A common frustration with oncologists centres on their seeming inability to distinguish between cost-effective and futile therapies. On the one hand we argue for better access to newer and costlier drugs for our patients, on the other, most of us have prescribed one of these drugs without expectation of clear benefit. Some drugs hailed as a breakthrough live up to their promise but many don’t, especially when results of highly selective trials are applied indiscriminately to broad populations.

Australian government spending on chemotherapy rose from $84m (£44m) in 2009-10 to $586m (£307m) last financial year. The 63% annual growth in the cost of cancer drugs far exceeded that of other medicines, including those dispensed in public hospitals to manage other complex diseases. I understand why an onlooker might denounce the prodigal oncologist but I really think that you have to be inside one of these consultations to appreciate how fraught they are.

Every conversation about cancer occurs in an atmosphere of fear and vulnerability. Anger and betrayal, hope and resignation are always circling. Just as my patient had researched the new pill, she understood her terrible prognosis. But it didn’t stop her from hoping for miracles and it didn’t stop her from beseeching me to help her live another week, another month, whatever I could manage, as if I alone controlled her fate.

In theory her distress should not have swayed my objectivity and I should have calmly channelled her pleas into useful interventions such as palliation.

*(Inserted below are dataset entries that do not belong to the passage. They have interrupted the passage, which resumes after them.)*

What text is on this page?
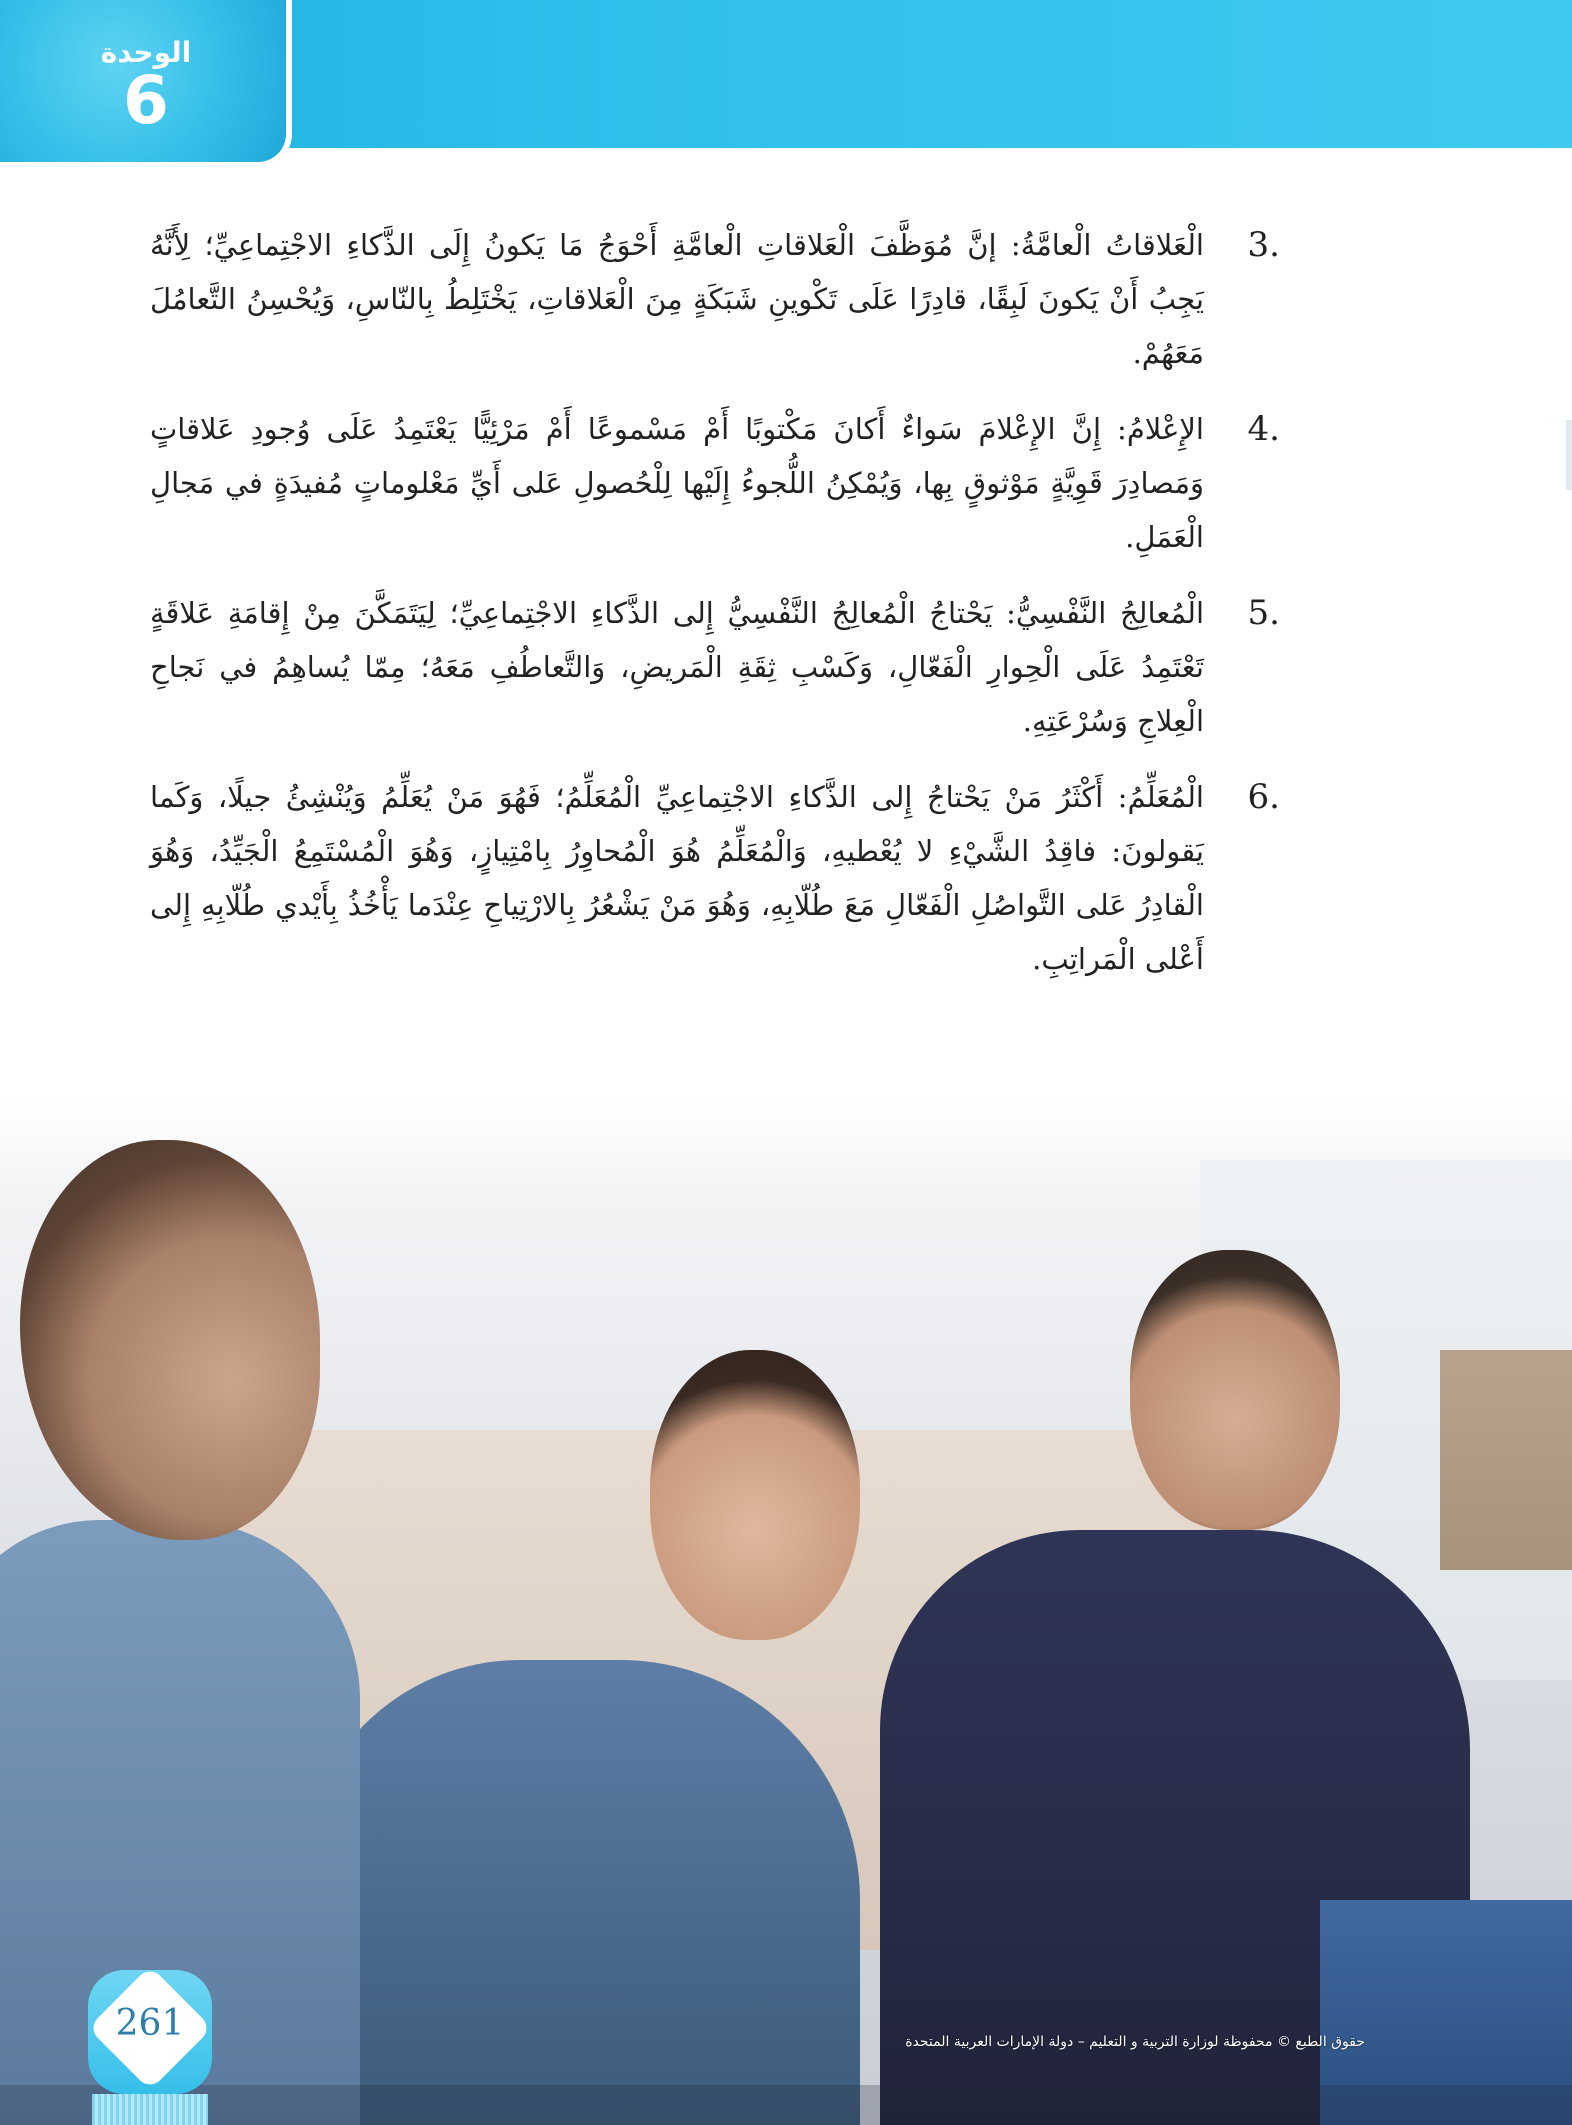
الوحدة
6
3.
الْعَلاقاتُ الْعامَّةُ: إنَّ مُوَظَّفَ الْعَلاقاتِ الْعامَّةِ أَحْوَجُ مَا يَكونُ إِلَى الذَّكاءِ الاجْتِماعِيِّ؛ لِأَنَّهُ يَجِبُ أَنْ يَكونَ لَبِقًا، قادِرًا عَلَى تَكْوينِ شَبَكَةٍ مِنَ الْعَلاقاتِ، يَخْتَلِطُ بِالنّاسِ، وَيُحْسِنُ التَّعامُلَ مَعَهُمْ.
4.
الإِعْلامُ: إِنَّ الإِعْلامَ سَواءٌ أَكانَ مَكْتوبًا أَمْ مَسْموعًا أَمْ مَرْئِيًّا يَعْتَمِدُ عَلَى وُجودِ عَلاقاتٍ وَمَصادِرَ قَوِيَّةٍ مَوْثوقٍ بِها، وَيُمْكِنُ اللُّجوءُ إِلَيْها لِلْحُصولِ عَلى أَيِّ مَعْلوماتٍ مُفيدَةٍ في مَجالِ الْعَمَلِ.
5.
الْمُعالِجُ النَّفْسِيُّ: يَحْتاجُ الْمُعالِجُ النَّفْسِيُّ إِلى الذَّكاءِ الاجْتِماعِيِّ؛ لِيَتَمَكَّنَ مِنْ إِقامَةِ عَلاقَةٍ تَعْتَمِدُ عَلَى الْحِوارِ الْفَعّالِ، وَكَسْبِ ثِقَةِ الْمَريضِ، وَالتَّعاطُفِ مَعَهُ؛ مِمّا يُساهِمُ في نَجاحِ الْعِلاجِ وَسُرْعَتِهِ.
6.
الْمُعَلِّمُ: أَكْثَرُ مَنْ يَحْتاجُ إِلى الذَّكاءِ الاجْتِماعِيِّ الْمُعَلِّمُ؛ فَهُوَ مَنْ يُعَلِّمُ وَيُنْشِئُ جيلًا، وَكَما يَقولونَ: فاقِدُ الشَّيْءِ لا يُعْطيهِ، وَالْمُعَلِّمُ هُوَ الْمُحاوِرُ بِامْتِيازٍ، وَهُوَ الْمُسْتَمِعُ الْجَيِّدُ، وَهُوَ الْقادِرُ عَلى التَّواصُلِ الْفَعّالِ مَعَ طُلّابِهِ، وَهُوَ مَنْ يَشْعُرُ بِالارْتِياحِ عِنْدَما يَأْخُذُ بِأَيْدي طُلّابِهِ إِلى أَعْلى الْمَراتِبِ.
حقوق الطبع © محفوظة لوزارة التربية و التعليم – دولة الإمارات العربية المتحدة
261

But what is medicine if not the most human of endeavours? It is governed by evidence but made richer by emotions that just can’t be distilled into a tidy statistic.

In taking ownership of our patients we swim with their fears. I could have said a dozen times that the new drug was both futile and expensive but all she would have heard was that she was not worth it. Imagine conveying that notion a few times a week and going home detesting that kind of power over patients while wondering what if you got it wrong.

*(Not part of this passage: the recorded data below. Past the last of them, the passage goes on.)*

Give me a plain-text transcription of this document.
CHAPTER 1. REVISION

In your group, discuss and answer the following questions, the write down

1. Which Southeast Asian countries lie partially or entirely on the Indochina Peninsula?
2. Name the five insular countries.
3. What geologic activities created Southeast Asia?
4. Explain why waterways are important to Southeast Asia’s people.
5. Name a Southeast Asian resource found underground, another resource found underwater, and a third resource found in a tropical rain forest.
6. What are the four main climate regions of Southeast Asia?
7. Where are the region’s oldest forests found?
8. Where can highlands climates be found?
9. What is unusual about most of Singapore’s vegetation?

On that day, given that particular set of circumstances, I couldn’t say no to my patient but when she died, I felt awfully complicit in the misuse of precious public funding. Bureaucrats must shake their heads at people like me but frankly we all take turns at being that oncologist.

With hundreds of molecular therapies competing to reach the market, the uncomfortable subject of discussing the real cost of drugs with patients looms large over us. Yet it is conspicuously absent from medical training and public debate. Thus, every discussion about a “miracle” drug, marginally beneficial and ridiculously expensive, feels like a new experiment.

And the thing about medicine is that just as you feel you have got the right mix of compassion and objectivity you discover that the bitter pill you have been dispensing has suddenly become yours to swallow. The recent lament of a colleague perfectly encapsulates this dilemma.

“As an oncologist I find that many of the newer therapies are an unjustifiable expense on the public purse but when my father lay dying I can tell you that I wanted him to have every single one of them and didn’t rest till he did.”